THE REPORT IS NEEDED TO COLLECT DATA
ON ABORTIONS PERFORMED AT BUREAU OF HEALTH CARE DELIVERY AND
ASSISTANCE AMBULATORY HEALTH CARE PROJECTS AND FREE-STANDING
NATIONAL HEALTH SERVICE CORPS (NHSC) SIDES. THE DAT WILL PROVIDE
THE SECRETARY WITH THE NUMBER AND COST OF ABORTIONS FUNDE WITH
FEDERAL DOLLARS UNDER THE PROVISIONS OF P.L. 97-12.
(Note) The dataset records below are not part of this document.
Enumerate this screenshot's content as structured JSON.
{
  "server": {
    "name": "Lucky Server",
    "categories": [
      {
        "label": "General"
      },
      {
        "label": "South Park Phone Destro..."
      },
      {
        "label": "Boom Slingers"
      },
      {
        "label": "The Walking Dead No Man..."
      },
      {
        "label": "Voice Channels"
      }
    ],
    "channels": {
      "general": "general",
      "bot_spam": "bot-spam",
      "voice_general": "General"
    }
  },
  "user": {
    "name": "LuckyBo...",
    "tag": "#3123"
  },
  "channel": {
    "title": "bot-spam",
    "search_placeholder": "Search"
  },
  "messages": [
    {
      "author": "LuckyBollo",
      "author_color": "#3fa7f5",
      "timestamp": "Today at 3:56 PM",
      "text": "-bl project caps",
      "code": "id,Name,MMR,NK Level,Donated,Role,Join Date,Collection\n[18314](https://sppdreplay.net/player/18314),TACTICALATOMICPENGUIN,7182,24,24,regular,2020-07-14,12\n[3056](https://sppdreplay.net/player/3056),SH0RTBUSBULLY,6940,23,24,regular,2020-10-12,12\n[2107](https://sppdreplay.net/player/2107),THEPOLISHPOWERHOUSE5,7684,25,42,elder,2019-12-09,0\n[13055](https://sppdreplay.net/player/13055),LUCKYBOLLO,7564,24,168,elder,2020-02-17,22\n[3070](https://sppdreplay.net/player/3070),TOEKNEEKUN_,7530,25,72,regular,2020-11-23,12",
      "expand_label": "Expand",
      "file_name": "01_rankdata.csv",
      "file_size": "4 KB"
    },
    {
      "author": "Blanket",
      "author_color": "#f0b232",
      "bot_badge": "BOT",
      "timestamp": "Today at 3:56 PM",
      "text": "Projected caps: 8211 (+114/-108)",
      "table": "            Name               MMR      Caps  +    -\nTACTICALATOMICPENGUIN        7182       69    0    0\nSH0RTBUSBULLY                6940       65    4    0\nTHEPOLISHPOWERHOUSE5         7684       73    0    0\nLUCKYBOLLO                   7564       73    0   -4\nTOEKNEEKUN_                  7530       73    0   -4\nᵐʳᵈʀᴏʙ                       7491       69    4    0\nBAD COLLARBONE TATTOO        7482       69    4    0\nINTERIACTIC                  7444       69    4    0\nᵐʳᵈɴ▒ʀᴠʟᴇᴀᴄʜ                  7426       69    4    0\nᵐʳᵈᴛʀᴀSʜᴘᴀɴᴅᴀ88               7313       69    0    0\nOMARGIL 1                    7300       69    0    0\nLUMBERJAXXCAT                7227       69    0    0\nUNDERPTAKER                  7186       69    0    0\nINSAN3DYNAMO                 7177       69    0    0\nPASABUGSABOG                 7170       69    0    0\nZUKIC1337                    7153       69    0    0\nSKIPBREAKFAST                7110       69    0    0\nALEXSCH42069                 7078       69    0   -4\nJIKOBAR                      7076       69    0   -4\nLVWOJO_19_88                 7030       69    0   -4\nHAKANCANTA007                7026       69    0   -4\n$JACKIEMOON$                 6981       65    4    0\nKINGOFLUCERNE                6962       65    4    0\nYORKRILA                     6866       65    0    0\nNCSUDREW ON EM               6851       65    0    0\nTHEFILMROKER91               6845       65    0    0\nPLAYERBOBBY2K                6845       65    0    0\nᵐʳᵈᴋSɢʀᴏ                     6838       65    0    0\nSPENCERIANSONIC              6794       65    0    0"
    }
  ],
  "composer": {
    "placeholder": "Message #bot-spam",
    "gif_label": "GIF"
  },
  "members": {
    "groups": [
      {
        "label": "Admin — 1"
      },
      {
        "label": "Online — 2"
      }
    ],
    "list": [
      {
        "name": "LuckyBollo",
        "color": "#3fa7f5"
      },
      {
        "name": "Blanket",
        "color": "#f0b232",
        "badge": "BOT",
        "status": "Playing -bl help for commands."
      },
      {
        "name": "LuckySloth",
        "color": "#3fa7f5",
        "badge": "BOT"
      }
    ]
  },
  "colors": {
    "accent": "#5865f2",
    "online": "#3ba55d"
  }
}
On behalf of this Federal agency, I certify that
the collection of information encompassed by this request complies
with 5 CFR 1320.9 and the related provisions of 5 CFR
1320.8(b)(3).
The following is a summary of the topics, regarding
the proposed collection of information, that the certification
covers:
(i) Why the information is being collected;
(ii) Use of information;
(iii) Burden estimate;
(iv) Nature of response (voluntary, required for a
benefit, or mandatory);
(v) Nature and extent of confidentiality; and
(vi) Need to display currently valid OMB control
number;
If you are unable to certify compliance with any of
these provisions, identify the item by leaving the box unchecked
and explain the reason in the Supporting Statement.